The appellant maintained that there was no legal basis for the High Court’s order to include the appellant’s assets in the calculation of the accrual. The High Court considered three propositions:

  1. In determining an accrual claim, it is not a matter of discretion but rather a “factual and mathematical basis”.
  2. The MPA is silent on which assets do not form part of a spouse’s estate on the basis that it would be “just” to do so.
  3. There was no legal basis for an order that assets which did not form part of a spouse’s estate to be deemed to form part of it for purposes of determining the accrual.

Rightly stated, the SCA maintained that an accrual claim only arises at the dissolution of a marriage. However, both spouses acquire a protectable contingent right against each other during the subsistence of the marriage.

A court may enquire into a matter where there is an allegation that one spouse has sought to evade the obligation to pay the accrual claim by transferring assets to a trust to reduce the value of their estate.
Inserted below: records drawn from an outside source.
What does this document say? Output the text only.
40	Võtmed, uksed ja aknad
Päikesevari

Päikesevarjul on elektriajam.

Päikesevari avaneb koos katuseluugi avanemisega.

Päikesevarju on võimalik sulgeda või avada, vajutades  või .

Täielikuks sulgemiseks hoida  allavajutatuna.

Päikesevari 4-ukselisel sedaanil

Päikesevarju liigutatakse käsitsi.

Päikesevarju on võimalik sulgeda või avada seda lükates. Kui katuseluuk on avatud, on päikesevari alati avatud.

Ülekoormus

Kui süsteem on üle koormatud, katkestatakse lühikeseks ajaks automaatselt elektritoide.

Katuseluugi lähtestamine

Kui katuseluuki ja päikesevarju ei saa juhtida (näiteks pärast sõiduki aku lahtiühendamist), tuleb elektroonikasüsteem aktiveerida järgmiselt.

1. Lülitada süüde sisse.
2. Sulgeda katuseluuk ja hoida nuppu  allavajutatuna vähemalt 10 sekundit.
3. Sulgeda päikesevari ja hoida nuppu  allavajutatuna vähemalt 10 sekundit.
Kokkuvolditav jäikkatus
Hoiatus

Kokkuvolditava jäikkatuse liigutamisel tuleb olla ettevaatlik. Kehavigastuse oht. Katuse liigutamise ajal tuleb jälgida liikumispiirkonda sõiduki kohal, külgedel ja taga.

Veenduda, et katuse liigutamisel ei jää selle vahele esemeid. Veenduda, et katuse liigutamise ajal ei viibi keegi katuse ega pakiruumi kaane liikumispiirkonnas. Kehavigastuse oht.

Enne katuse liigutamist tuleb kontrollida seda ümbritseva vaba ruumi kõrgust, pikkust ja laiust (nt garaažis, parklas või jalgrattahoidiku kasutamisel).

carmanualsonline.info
Just as with the principles of piercing the corporate veil in the realm of company law, the court is empowered to pierce the trust veneer, and order that the value of such assets be considered in calculating the accrual.

In making its decision to include the appellant’s assets when calculating the accrual the court considered the following factors:

  • The timing of the creation of the trust and the donation made to it.
  • Where a founder of a trust transfers ownership of assets or funds to a trust, this can be done by way of a donation (as is the case in PAF v SCF ) or a loan – the loan account becomes an asset to the founder’s personal estate.
  • Where the founder donates to a trust, donations tax will be levied against the donor at 20% for any amount in excess of R100,000 per year.
  • Capital gains tax may also be levied depending on the type of transfer to the trust.
  • The trust was established in a different jurisdiction.
  • The appellant did not consult the respondent about the creation of the trust.
  • There was no immediate need to provide for the maintenance of the child.

The SCA upheld the decision of the High Court. It held that the High Court was correct to go behind the trust form and order that the value of the donation to the trust be considered when calculating the accrual.

The final analysis

The facts of PAF v SCF indicate an epitome of ineffective estate planning. As mentioned previously, proper estate planning involves foresight and proactivity. It is less about spontaneity and being reactive. At the risk of making a far-reaching assumption, it is legally logical that if the appellant played his cards correctly by establishing a trust well in advance during the subsistence of his marriage, he would have substantially reduced the accrual in his estate. Consequently, transferring his assets or funds to the trust, not as a result of the divorce, would have caused the respondent’s accrual claim to be reduced substantially, as nothing would have precluded the appellant, legally or otherwise.

Infective estate planning may yield undesired outcomes. There are numerous estate planning tools which serve different purposes. As seen in PAF v SCF, an antenuptial contract or establishing a trust can be beneficial only if these tools are structured timeously and effectively. Just as you would not allow a random man in the street to take care of your medical affairs, why wing it with your estate affairs?